Left: Stenotrema florida (13.1 mm.) from Florida State Caverns (about 2 miles N. of Johnson's station), Jackson Co., Florida. Right: Stenorema stenotrema (11.0 mm.) from Princeton, Jackson County, Alabama.

     Thus 'dis chile', although some eight years posthumously, achieved the feat of which he stood in great awe, namely finding a new species of land snail. This singular accomplishment is becoming more difficult to duplicate, but many of us harbor secret ambitions along this line, I daresay. Perhaps there's a lesson in Johnson's sadly ironic account. When time allows, pore over your specimens, be they land, freshwater or marine. Sometimes it takes two or three examinations to be sure that there are no extraordinary characteristics that require "follow-up". In case you have reservations about the identity of certain material, seek an expert's help. Remember that most malacologists have special fields of interest and try to find the "best man for the job". Write ahead to obtain permission and confirm your plan to submit specimen(s) for identification and include gratis duplicates (if available) for the worker or his institution. Remember that professional malacologists are busy, but you can be sure if you have a new variety or species, you'll evoke a positive response from most of them in less than two score years.
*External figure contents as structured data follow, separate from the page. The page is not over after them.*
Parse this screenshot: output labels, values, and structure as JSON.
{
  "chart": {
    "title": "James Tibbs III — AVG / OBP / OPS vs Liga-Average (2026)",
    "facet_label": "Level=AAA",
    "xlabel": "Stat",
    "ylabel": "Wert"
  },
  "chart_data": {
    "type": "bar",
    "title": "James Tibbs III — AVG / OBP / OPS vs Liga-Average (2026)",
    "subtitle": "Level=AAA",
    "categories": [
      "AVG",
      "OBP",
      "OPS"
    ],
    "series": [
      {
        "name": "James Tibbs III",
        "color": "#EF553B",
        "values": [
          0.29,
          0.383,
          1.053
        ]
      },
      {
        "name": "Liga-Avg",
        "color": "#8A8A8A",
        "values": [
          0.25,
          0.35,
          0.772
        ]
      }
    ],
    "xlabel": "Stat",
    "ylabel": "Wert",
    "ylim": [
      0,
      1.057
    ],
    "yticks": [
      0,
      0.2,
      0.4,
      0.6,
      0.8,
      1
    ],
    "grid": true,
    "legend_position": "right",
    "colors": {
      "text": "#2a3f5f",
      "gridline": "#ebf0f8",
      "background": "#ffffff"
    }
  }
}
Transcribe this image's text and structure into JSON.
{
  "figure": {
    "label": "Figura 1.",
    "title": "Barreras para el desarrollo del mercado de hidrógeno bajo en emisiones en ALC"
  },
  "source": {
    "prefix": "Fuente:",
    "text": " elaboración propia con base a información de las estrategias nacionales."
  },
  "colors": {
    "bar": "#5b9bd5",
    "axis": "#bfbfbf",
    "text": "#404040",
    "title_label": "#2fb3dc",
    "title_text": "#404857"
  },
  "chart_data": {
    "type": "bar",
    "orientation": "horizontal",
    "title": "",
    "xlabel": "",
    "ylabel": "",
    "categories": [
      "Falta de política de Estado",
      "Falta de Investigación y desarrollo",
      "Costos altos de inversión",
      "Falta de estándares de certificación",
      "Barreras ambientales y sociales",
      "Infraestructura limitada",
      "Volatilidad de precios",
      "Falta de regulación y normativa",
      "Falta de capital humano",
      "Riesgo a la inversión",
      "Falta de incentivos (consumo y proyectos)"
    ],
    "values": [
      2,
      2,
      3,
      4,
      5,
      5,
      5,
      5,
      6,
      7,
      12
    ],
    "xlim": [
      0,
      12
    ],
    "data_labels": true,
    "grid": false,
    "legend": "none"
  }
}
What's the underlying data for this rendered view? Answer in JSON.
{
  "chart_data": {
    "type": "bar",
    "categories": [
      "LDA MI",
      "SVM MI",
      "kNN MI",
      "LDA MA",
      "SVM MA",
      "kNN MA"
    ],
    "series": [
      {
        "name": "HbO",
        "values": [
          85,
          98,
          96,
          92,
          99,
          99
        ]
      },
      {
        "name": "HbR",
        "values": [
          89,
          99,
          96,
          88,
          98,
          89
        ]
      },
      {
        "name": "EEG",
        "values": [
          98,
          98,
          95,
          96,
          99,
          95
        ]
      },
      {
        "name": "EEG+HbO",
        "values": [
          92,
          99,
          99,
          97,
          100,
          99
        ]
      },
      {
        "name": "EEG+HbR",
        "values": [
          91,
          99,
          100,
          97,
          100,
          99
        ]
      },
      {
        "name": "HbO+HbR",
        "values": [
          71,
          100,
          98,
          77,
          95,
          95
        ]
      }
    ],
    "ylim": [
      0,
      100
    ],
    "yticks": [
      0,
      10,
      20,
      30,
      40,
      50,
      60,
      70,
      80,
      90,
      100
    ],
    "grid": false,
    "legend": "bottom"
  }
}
1. Abbott, R. T. (editor) The Best Of The Nautilus - A Bicentennial Anthology of American Conchology, American Malacologists, Greenville, Delaware, 1976.

2. Pilsbry, H. A. Land Mollusca of North America . . . Vol. 1, part 2, p. 655, Philadelphia, l940.

*This species is now known as A. strongylodes (L. Pfeiffer, 1854). Johnson's sinistral specimen is in Philadelphia and was figured in Abbott, R. T., 1989. Compendium of Landshells. American Malacologists, Melbourne, FL, vii + pp. 1-240, P. 125 [as A. alternata (Say, 1817)]. See another sinistral specimen from Marianna, Florida in H. G. Lee's collection.